Syria 1st-Hand: Coffee with the Mayor of A Christian Village (Leigh)
Karen Leigh writes for Syria Deeply:
During the past few weeks, the predominantly-Christian village of Al Ghassanieh, near Jabal al-Akrad in Latakia Province, has been caught in the crossfire between the FSA and regime forces.
After a round of coffee on chairs positioned in the middle of the street (cars aren’t driven here anymore), Al Ghassanieh's Mayor, Abu Skandar, brings me to see a TNT canister resting in a field. We walk the town’s deserted streets, as he points out the fresh bullet holes and rocket craters that dot many of its houses. He tells me, nervously, that the village is just one kilometer from the ever-shifting line that marks regime-controlled territory.
We are also joined by his friend, Abu Ahmad, the leader of the Free Syrian Army’s local El Wad El Haq Battalion. Both discuss the spike in violence and sectarian tension along the hard-hit border between Latakia and Idlib provinces.
“I’m a Christian. There’s a big difference here between Christians and Alawites. Alawites are special cases, they are always number one,” Abu Skandar says.
“Before the war, we had a good relationship with them. We also had a good relationship with the Sunnis. There’s an old Arabic saying: ‘We sleep in the same house'. There were a few Alawite families here before, but when we started the revolution, we threw them out of this village.”
Why, I ask.
“The Alawites are all out for our houses, they’re all out for money.”
There has been a rapid escalation in violence, leaving Abu Skandar hoping for a swift resolution to the conflict.
“One house was bombed here a month ago, and in the last two days, rockets have started falling here and in a [nearby] village. I hear that the man in charge of that village was killed. But no one is scared, we want just to finish this regime.”
“[The FSA] is trying to push civilians to make a civilian protection council,” adds Abu Ahmad. “We want to protect our villages. Our problem is the sky. Here, and throughout Syria. There is nothing we can do. The situation here is a lot worse than Jebel Turkman because here, we are mostly just 2.5 kilometers from the regime.”

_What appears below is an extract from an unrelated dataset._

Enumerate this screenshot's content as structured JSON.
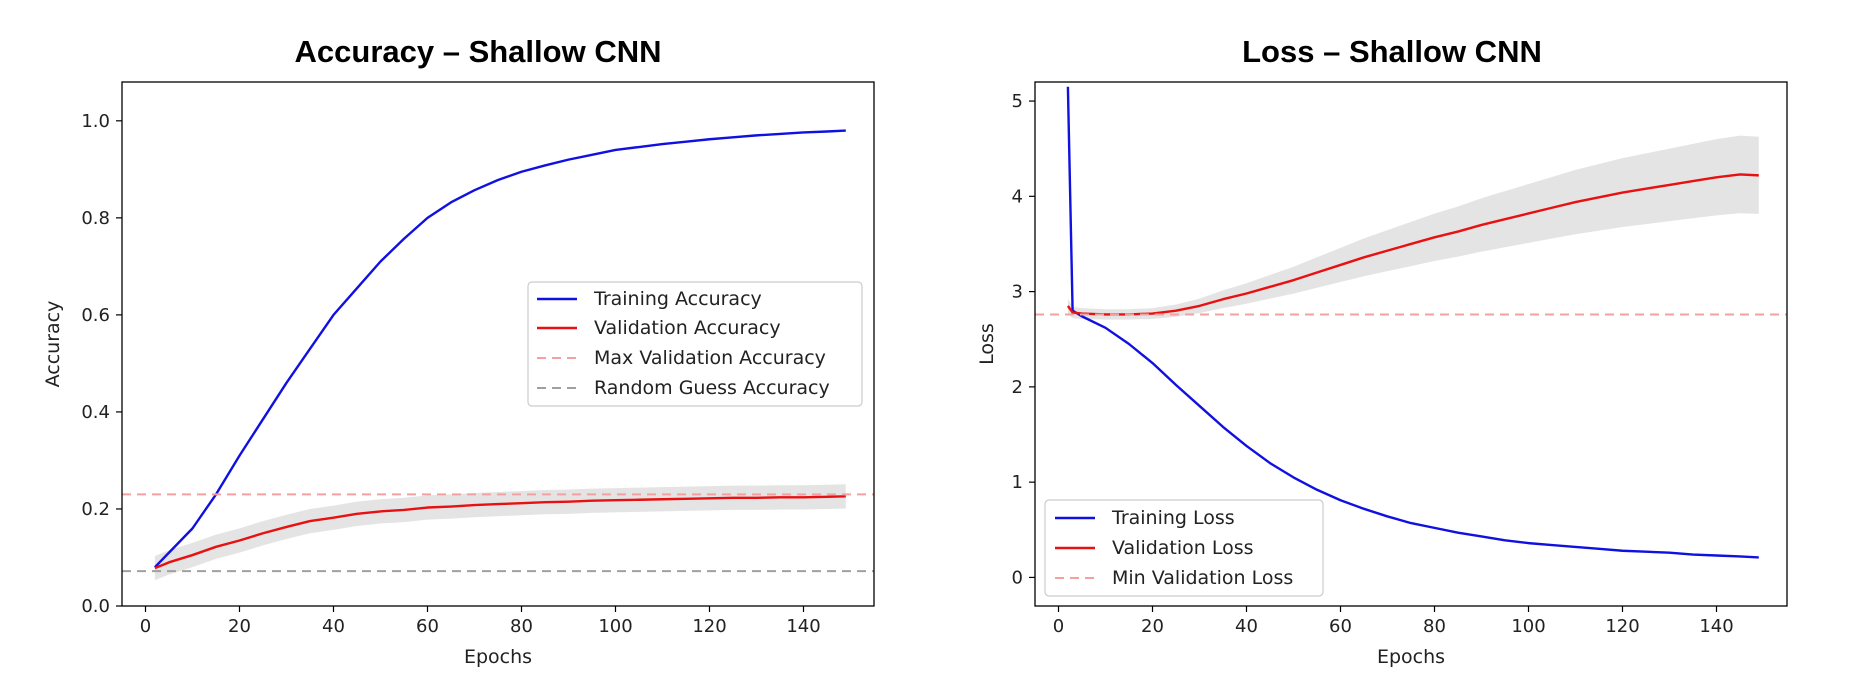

Abu Skandar casts an eye upward on the cloudless blue day. It’s perfect weather for an aerial assault — when it rains, war planes don’t tend to fly overhead.
“Maybe the helicopters will come today. Then I’ll want all of the public to know my story.” He says a member of the village was killed in the last month by regime forces, who are “beginning to shoot rockets into the church".
On the street where we drink coffee, the occasional man goes by, the occasional boy pedals fast on a bike. For now, that’s all that’s left of his village.